Elasticsearchは11月1日(米国時間)、「Elastic catches DPRK passing out KANDYKORN — Elastic Security Labs」において、北朝鮮に関係するとされるサイバー攻撃グループ「Lazarus(別名:APT38)」がmacOSを利用する暗号資産交換プラットフォームのブロックチェーンエンジニアを標的として攻撃を試みたと報じた。

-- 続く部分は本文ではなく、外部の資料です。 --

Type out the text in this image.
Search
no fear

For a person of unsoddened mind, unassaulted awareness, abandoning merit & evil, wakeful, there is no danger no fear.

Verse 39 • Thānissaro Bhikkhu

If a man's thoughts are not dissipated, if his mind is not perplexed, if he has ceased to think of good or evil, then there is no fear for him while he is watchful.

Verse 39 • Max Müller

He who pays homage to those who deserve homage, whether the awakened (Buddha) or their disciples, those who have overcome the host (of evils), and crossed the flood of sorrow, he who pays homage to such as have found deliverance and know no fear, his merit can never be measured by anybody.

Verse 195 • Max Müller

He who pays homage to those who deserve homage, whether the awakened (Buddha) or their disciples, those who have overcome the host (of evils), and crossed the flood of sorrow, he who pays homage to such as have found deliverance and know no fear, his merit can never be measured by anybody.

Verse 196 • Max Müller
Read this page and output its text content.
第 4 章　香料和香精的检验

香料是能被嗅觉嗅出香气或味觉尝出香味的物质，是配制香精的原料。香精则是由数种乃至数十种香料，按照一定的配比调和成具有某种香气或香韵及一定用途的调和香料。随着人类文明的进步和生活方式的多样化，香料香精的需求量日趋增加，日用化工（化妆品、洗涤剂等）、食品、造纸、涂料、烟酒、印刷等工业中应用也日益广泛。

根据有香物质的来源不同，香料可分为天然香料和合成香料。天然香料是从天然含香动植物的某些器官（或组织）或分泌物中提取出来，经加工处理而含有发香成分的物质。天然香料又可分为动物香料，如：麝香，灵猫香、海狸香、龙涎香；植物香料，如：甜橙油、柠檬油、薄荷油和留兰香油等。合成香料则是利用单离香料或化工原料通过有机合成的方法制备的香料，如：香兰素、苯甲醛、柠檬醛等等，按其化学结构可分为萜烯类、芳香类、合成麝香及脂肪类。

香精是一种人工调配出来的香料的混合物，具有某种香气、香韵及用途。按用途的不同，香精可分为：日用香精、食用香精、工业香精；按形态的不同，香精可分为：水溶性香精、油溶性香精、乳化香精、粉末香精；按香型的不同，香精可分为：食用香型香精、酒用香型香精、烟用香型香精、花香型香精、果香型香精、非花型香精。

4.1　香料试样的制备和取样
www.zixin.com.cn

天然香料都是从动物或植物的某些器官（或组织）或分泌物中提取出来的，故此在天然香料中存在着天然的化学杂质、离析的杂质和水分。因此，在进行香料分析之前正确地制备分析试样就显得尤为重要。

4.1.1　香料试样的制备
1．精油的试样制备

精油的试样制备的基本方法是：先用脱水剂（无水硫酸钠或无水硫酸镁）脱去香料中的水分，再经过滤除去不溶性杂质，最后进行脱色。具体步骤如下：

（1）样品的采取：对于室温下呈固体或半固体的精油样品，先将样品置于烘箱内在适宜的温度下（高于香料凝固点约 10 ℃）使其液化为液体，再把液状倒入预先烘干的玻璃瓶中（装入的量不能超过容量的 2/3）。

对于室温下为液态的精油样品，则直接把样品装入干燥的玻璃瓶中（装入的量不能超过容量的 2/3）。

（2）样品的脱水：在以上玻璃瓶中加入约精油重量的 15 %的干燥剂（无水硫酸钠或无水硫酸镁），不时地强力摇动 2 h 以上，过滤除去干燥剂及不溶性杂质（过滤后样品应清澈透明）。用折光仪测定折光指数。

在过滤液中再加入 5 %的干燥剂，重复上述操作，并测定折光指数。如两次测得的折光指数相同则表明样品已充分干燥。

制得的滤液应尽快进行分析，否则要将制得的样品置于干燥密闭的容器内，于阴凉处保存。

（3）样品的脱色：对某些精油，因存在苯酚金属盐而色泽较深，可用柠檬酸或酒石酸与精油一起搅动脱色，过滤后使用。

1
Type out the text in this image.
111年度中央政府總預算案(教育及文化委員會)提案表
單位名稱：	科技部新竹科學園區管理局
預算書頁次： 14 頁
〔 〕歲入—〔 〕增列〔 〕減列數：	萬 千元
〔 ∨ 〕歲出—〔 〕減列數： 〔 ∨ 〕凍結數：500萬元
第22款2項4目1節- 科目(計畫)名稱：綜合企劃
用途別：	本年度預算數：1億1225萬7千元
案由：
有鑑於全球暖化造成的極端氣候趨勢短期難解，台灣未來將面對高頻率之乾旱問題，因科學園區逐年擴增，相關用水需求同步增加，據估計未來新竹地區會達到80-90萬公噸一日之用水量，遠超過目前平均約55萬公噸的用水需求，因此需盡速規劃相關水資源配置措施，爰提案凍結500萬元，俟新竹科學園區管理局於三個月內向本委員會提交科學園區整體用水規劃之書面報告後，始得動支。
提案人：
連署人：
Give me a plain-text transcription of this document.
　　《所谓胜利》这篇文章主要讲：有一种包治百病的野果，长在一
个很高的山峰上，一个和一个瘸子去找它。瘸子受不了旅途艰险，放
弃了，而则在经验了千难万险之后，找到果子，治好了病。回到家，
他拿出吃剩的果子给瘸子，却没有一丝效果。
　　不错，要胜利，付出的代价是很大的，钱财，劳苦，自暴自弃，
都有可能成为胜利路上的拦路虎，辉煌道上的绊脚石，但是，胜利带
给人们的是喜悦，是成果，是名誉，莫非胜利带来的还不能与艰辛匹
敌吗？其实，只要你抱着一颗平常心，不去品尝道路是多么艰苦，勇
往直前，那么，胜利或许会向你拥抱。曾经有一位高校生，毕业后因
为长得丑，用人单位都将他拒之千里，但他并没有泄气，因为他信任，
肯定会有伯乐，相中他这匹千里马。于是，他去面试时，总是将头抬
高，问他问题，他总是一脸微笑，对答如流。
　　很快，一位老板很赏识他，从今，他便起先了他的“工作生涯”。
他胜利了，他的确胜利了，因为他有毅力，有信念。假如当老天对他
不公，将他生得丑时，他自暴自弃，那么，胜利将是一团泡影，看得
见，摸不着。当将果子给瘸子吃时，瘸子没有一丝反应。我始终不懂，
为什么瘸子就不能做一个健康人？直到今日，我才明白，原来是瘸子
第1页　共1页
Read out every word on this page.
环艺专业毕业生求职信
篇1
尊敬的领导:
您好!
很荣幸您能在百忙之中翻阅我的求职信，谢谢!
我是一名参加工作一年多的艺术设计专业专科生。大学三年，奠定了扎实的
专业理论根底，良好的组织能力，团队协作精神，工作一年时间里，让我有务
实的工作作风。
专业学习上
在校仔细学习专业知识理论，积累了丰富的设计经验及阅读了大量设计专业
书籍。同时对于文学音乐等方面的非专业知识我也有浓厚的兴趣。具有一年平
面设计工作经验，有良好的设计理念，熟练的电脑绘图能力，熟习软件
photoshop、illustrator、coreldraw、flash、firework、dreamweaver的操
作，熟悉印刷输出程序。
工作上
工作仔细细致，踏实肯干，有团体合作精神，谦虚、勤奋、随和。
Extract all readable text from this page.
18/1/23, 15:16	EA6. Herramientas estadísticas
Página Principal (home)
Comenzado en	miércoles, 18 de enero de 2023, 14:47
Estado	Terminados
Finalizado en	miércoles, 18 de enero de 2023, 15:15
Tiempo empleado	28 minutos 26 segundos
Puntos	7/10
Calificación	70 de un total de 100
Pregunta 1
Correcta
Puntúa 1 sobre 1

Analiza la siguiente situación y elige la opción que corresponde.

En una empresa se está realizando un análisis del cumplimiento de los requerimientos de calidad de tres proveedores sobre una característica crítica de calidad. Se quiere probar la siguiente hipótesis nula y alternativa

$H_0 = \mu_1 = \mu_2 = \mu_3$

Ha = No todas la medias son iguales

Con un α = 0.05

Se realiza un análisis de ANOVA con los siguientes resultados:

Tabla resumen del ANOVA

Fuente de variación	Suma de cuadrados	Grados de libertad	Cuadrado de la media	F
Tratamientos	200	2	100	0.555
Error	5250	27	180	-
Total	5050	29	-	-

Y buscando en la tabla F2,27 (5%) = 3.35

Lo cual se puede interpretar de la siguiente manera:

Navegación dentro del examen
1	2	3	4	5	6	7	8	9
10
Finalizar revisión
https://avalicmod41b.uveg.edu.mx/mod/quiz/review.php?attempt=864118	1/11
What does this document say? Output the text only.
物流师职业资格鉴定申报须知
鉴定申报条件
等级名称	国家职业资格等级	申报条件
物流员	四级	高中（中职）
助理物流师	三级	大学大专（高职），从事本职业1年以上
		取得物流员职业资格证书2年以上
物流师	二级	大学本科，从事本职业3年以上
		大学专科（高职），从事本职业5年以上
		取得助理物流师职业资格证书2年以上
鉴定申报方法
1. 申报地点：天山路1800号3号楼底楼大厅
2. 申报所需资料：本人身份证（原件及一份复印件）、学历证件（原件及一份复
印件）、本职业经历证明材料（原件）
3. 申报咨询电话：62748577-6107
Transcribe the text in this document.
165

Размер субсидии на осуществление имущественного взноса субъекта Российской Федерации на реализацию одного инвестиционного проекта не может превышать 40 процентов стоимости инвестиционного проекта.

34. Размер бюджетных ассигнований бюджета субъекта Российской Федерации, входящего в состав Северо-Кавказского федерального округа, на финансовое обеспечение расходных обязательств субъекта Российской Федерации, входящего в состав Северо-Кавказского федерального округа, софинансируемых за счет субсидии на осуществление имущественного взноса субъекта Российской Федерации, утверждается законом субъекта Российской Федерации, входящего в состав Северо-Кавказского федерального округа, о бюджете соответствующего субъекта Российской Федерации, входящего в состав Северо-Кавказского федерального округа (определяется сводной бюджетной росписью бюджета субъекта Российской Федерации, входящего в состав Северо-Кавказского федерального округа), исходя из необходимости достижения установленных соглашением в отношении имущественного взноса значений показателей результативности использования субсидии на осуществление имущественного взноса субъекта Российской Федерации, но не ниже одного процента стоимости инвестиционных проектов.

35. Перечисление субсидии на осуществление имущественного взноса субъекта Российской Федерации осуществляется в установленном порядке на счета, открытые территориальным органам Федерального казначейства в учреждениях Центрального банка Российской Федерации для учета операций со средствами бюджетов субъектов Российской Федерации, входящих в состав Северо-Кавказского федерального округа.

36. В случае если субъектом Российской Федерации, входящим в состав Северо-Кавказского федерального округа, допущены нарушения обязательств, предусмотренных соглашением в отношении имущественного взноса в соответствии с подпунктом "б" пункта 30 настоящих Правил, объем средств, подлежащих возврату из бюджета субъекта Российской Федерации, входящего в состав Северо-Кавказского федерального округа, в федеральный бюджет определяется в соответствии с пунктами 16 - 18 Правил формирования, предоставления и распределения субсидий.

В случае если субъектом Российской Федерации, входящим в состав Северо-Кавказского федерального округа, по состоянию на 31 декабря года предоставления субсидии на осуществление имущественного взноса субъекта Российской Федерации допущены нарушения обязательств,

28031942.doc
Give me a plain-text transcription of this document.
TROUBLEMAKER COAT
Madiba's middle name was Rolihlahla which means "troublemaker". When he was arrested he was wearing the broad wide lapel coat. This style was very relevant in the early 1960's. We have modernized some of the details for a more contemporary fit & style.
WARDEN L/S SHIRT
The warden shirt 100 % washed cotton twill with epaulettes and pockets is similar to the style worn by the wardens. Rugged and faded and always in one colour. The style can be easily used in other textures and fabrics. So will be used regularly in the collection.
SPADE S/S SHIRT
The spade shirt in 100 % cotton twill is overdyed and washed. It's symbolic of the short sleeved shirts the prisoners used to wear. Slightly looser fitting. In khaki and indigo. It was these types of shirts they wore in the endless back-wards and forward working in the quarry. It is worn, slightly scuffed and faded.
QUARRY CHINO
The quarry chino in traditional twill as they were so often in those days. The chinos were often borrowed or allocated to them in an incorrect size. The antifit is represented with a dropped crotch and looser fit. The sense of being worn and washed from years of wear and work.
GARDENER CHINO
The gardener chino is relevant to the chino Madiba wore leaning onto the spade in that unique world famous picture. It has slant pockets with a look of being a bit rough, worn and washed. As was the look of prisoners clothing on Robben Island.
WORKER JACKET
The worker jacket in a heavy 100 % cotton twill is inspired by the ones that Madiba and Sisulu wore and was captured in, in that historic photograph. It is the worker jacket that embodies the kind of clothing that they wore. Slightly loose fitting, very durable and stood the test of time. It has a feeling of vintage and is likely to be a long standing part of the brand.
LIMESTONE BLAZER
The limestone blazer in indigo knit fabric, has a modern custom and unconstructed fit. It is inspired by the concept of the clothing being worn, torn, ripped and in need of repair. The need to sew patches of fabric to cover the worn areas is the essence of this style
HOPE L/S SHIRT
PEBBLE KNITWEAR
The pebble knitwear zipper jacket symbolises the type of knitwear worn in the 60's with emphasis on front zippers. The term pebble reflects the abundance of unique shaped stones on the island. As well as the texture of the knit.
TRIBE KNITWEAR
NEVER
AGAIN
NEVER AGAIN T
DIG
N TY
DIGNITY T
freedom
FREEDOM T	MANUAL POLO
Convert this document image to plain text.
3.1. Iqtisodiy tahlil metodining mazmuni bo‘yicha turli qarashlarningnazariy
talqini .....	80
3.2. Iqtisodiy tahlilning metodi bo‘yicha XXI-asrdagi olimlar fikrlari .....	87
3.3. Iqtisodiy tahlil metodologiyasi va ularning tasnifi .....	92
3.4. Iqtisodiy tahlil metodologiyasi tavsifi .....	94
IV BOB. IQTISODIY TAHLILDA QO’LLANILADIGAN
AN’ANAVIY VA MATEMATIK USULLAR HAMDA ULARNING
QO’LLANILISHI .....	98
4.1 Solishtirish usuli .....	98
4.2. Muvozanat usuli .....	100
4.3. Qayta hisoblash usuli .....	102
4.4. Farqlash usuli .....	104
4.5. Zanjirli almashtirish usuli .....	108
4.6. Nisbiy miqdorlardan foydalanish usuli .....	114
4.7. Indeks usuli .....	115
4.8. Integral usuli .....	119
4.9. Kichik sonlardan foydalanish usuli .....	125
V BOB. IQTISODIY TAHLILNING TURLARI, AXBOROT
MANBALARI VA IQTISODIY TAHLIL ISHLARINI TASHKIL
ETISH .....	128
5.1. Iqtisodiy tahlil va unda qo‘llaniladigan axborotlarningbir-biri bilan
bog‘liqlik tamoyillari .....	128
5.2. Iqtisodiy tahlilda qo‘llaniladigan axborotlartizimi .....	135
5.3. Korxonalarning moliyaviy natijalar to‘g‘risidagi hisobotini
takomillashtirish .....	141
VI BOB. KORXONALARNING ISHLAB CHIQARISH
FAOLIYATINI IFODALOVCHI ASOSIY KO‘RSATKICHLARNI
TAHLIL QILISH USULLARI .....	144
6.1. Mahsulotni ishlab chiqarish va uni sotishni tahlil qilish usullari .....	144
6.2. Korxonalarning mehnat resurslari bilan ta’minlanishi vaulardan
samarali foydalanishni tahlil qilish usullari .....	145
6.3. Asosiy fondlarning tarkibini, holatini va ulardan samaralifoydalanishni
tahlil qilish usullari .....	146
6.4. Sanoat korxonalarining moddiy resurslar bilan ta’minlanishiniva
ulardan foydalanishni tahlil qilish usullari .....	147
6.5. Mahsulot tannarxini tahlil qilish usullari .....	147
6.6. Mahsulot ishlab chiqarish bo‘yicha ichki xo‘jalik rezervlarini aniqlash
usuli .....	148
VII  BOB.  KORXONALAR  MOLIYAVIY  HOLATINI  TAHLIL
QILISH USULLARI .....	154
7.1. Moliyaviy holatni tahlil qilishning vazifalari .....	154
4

  • Elastic catches DPRK passing out KANDYKORN — Elastic Security Labs

    Elastic catches DPRK passing out KANDYKORN — Elastic Security Labs

Elasticsearchによると、攻撃者はブロックチェーンエンジニアリングコミュニティのメンバーが利用するDiscardの公開サーバ上で、悪意のあるPythonアプリケーションを配布したという。このPythonアプリケーションは暗号資産アビートラージボット(交換所のレートの差から利益を得る自動化ツール)を装った悪意のあるソフトウェアであり、攻撃者はソーシャルエンジニアリングを駆使してコミュニティのエンジニアをさましてソフトウェアをダウンロードさせたという。だまされたエンジニアがこのソフトウェアを実行すると、5つの段階を踏んで最終的にマルウェア「KANDYKORN」に感染する。

  • マルウェア「KANDYKORN」実行までの流れ - 提供:Elasticsearch

    マルウェア「KANDYKORN」実行までの流れ 引用:Elasticsearch

この5つの段階の途中では、「SUGARLOADER」と「HLOADER」と呼ばれる2つのマルウェアローダが実行される。このうちHLOADERは正規のDiscardバイナリを差し替えて永続化する機能がある。Discardは多くのユーザーがシステム起動時のアプリケーションとするため、永続化を実現するための魅力的な乗っ取り対象とされる。HLOADERにより侵害された場合、Discardを起動しようとするとHLOADERが実行され、その後、正規のDiscardとSUGARLOADERが実行される。SUGARLOADERはコマンド&コントロール(C2: Command and Control)サーバからKANDYKORNをダウンロードし、メモリ上で直接実行する。

Elasticsearchはコマンド&コントロールサーバからKANDYKORNを取得することに成功し、これを分析したとしている。分析によるとKANDYKORNはC2サーバからのコマンド入力を待機し、データ窃取に必要な機能を攻撃者に提供するメモリ常駐タイプの遠隔操作型トロイの木馬(RAT: Remote Administration Trojan)とされる。

Elasticsearchはこの脅威からシステムを保護するために、マルウェアを検出するためのYaraルールや、分析で観測されたマルウェアのハッシュ値とC2サーバの情報を公開している。Discardを利用しているユーザーやセキュリティ企業は、必要に応じてこれら情報を活用することが望まれている。